Aparte de sus dudas, Gabriel le describió su vida en aquel solitario paraje de Isla de Borneo: 

«Arreglé una vieja cabaña que pertenecía al cuidador anterior, y la dejé bastante confortable. Al frente tengo varios metros de arena blanca y fina y más allá el mar, que me arrulla por las noches con su oleaje. Al fondo el bosque comienza con pastizales y árboles pequeños, pero después se va haciendo más denso e impenetrable. Varios kilómetros más allá están las montañas, que en la mañana se ven azules por la niebla que las cubre».

Daniel se hizo una imagen mental del lugar que había elegido Gabriel para vivir: el agua clara y bravía que se estrellaba contra las rocas, la línea de arena que no tenía ni una sola huella de humanos, la selva virgen e inexplorada, las montañas azules y un cielo nocturno, del que también le habló, y comprendió por qué ese era su lugar en el mundo. 

«Tuve que hacer algunos trámites ante el gobierno para que me instalaran una antena satelital. Aún no ha llegado, pero con ella tendré acceso a internet. Estoy escribiendo un nuevo libro, y tal vez, si usted desea, puedo enviarle algunos fragmentos por correo, para que pueda leerlos».

Daniel sintió un estremecimiento que recorrió su espalda y terminó en su cuello: ¿Estaba soñando? ¿Acaso Gabriel Duarte había decidido acercarse a él? ¿Qué lo motivaba? Tal vez solo era culpa o lástima. No podía ser otra cosa.

«Todos los libros que he publicado hasta ahora están escritos en francés, pero me gustaría que se tradujesen al español.
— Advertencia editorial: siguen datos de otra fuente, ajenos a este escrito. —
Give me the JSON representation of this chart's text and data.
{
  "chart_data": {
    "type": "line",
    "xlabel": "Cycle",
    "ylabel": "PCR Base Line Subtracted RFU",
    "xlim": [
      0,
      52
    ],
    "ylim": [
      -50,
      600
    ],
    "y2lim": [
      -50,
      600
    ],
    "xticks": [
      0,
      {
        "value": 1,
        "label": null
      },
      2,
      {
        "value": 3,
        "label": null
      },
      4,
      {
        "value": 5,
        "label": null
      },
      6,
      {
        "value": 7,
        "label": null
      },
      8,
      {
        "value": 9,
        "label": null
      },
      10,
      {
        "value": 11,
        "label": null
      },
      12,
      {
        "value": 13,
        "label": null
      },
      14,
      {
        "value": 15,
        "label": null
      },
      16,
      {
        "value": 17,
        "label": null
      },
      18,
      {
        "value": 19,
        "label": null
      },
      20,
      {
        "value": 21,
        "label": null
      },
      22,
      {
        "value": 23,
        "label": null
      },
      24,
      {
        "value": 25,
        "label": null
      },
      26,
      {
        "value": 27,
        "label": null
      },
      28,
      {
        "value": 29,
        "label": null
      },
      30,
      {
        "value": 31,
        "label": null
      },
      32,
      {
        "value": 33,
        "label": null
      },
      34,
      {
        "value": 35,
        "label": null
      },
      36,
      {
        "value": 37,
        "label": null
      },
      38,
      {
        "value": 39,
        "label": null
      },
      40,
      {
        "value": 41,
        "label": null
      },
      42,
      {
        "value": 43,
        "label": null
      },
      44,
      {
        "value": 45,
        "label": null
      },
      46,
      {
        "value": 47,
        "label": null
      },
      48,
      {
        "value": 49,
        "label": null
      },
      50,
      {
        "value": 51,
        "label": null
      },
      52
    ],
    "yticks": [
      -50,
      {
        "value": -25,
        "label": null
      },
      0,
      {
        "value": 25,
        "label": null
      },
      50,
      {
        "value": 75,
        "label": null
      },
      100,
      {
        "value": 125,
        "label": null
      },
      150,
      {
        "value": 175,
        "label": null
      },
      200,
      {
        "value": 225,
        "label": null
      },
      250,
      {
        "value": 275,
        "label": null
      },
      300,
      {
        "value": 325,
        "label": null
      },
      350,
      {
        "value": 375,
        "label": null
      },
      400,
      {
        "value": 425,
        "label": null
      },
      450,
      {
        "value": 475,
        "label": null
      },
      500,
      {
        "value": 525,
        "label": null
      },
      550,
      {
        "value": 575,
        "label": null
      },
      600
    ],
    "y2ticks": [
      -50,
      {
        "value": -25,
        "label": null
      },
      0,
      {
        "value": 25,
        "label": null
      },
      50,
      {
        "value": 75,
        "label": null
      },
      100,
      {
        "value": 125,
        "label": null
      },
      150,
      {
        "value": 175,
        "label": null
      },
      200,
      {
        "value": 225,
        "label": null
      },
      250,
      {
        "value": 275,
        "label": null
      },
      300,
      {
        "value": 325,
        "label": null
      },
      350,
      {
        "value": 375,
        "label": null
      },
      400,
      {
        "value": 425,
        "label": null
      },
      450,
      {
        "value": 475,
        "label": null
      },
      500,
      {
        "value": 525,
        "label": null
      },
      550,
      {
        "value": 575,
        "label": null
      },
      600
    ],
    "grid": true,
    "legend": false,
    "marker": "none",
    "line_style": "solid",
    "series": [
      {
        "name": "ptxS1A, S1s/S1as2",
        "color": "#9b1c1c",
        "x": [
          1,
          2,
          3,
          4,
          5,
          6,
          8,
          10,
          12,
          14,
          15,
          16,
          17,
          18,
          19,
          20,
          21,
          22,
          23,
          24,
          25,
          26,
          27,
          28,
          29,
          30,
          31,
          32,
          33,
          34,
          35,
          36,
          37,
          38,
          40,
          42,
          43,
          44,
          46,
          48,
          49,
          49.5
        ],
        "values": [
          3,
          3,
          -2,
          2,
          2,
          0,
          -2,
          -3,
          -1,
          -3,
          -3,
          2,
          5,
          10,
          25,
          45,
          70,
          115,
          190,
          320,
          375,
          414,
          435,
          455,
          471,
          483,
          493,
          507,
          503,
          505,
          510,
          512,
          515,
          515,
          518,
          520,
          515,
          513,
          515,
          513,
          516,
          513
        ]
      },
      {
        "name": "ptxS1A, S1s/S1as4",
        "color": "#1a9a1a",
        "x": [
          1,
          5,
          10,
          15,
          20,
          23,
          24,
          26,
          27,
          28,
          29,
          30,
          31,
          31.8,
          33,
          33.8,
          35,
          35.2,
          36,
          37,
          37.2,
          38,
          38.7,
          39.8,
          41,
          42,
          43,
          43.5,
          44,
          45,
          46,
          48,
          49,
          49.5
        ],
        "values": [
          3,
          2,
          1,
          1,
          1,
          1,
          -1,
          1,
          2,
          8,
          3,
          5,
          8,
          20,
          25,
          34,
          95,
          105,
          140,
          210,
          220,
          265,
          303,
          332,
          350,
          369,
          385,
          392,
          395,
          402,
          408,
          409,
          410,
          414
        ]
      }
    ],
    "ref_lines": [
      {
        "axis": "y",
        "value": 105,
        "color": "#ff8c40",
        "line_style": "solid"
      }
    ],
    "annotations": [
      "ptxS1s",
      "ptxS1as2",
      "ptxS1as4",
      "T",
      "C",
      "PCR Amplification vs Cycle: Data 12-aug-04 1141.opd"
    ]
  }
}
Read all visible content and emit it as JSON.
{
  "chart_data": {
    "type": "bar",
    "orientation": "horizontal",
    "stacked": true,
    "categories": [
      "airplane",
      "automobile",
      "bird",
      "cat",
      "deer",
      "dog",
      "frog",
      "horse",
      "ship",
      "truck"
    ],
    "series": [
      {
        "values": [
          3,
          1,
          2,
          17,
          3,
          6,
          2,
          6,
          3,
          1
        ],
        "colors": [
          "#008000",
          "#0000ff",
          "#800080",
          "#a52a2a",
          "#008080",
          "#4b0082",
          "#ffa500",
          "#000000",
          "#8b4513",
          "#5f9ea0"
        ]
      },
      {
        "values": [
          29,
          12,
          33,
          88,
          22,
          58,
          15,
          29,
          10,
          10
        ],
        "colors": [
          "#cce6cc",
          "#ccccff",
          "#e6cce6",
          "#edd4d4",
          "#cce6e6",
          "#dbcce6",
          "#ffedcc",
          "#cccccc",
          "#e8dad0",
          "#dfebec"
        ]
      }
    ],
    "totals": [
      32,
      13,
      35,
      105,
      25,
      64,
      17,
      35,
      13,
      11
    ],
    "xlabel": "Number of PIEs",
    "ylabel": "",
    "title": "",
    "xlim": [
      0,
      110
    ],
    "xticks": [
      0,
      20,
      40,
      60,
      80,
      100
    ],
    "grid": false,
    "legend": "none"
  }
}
Sergio me dijo que iba a ponerme en contacto con la editorial en donde trabaja el sobrino de su jefe…».

Daniel no había vuelto a ver a Sergio desde su regreso de la luna de miel. Seguramente estaba demasiado avergonzado por la actitud de su tío, y por eso había decidido cortar todo contacto con él. Los únicos que iban a visitarlo, después de aclarar sus diferencias, eran Sol y Javier, aunque la chica había declinado la oferta de volver a ser su asistente: con su libro publicado, estaba bastante ocupada haciéndole promoción.

«Se preguntará por qué le estoy escribiendo esta carta. La verdad es que ni yo mismo lo sé. Desde hace un tiempo tengo algo atascado en la garganta, que de alguna forma se libera cuando escribo. Espero que me entienda y no rechace mi carta ni mis deseos de ayudarlo a salir adelante, aunque sea a la distancia».

Daniel apretó la carta contra su pecho y lloró lágrimas de amargura. Si quería seguir adelante tenía que conformarse con la amistad de ese hombre que nunca iba a recordar que alguna vez lo había amado.